Notes on Grief PDF Author: Chimamanda Ngozi Adichie
Publisher: Knopf
ISBN: 0593320816
Category : Biography & Autobiography
Languages : en
Pages : 44

Book Description
From the globally acclaimed, best-selling novelist and author of We Should All Be Feminists, a timely and deeply personal account of the loss of her father: “With raw eloquence, Notes on Grief … captures the bewildering messiness of loss in a society that requires serenity, when you’d rather just scream.
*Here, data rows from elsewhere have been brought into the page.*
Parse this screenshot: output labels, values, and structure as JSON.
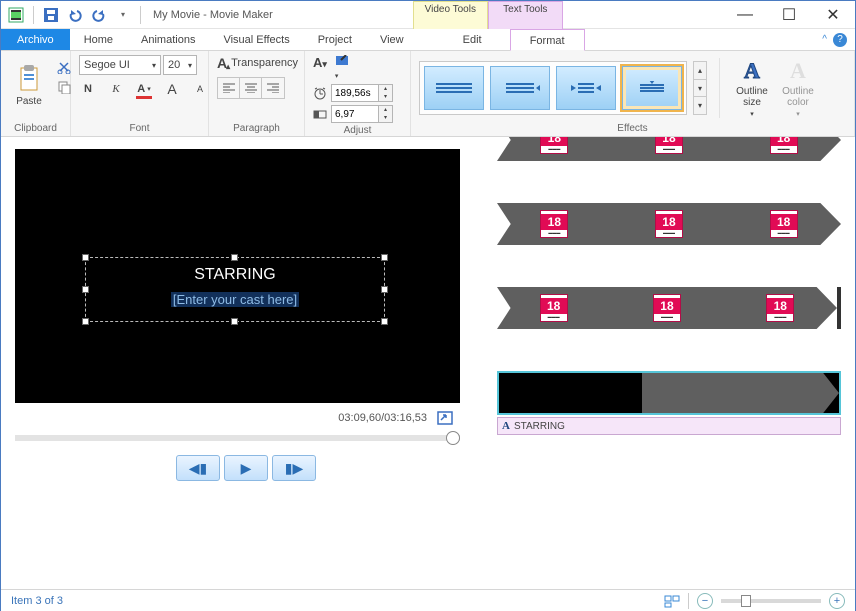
{
  "title": "My Movie - Movie Maker",
  "context_tools": {
    "video": "Video Tools",
    "text": "Text Tools"
  },
  "tabs": {
    "file": "Archivo",
    "home": "Home",
    "animations": "Animations",
    "visual_effects": "Visual Effects",
    "project": "Project",
    "view": "View",
    "edit": "Edit",
    "format": "Format"
  },
  "ribbon": {
    "clipboard": {
      "label": "Clipboard",
      "paste": "Paste"
    },
    "font": {
      "label": "Font",
      "family": "Segoe UI",
      "size": "20",
      "bold": "N",
      "italic": "K",
      "font_color_glyph": "A",
      "grow_glyph": "A",
      "transparency": "Transparency"
    },
    "paragraph": {
      "label": "Paragraph"
    },
    "adjust": {
      "label": "Adjust",
      "duration": "189,56s",
      "start": "6,97"
    },
    "effects": {
      "label": "Effects"
    },
    "outline_size": "Outline\nsize",
    "outline_color": "Outline\ncolor"
  },
  "preview": {
    "title_text": "STARRING",
    "placeholder": "[Enter your cast here]",
    "time_current": "03:09,60",
    "time_total": "03:16,53"
  },
  "timeline": {
    "badge": "18",
    "caption": "STARRING"
  },
  "status": {
    "item": "Item 3 of 3"
  }
}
Grief is impolite ... Adichie’s words put welcome, authentic voice to this most universal of emotions, which is also one of the most universally avoided” (The Washington Post). Notes on Grief is an exquisite work of meditation, remembrance, and hope, written in the wake of Chimamanda Ngozi Adichie's beloved father’s death in the summer of 2020. As the COVID-19 pandemic raged around the world, and kept Adichie and her family members separated from one another, her father succumbed unexpectedly to complications of kidney failure. Expanding on her original New Yorker piece, Adichie shares how this loss shook her to her core. She writes about being one of the millions of people grieving this year; about the familial and cultural dimensions of grief and also about the loneliness and anger that are unavoidable in it. With signature precision of language, and glittering, devastating detail on the page—and never without touches of rich, honest humor—Adichie weaves together her own experience of her father’s death with threads of his life story, from his remarkable survival during the Biafran war, through a long career as a statistics professor, into the days of the pandemic in which he’d stay connected with his children and grandchildren over video chat from the family home in Abba, Nigeria. In the compact format of We Should All Be Feminists and Dear Ijeawele, Adichie delivers a gem of a book—a book that fundamentally connects us to one another as it probes one of the most universal human experiences. Notes on Grief is a book for this moment—a work readers will treasure and share now more than ever—and yet will prove durable and timeless, an indispensable addition to Adichie's canon.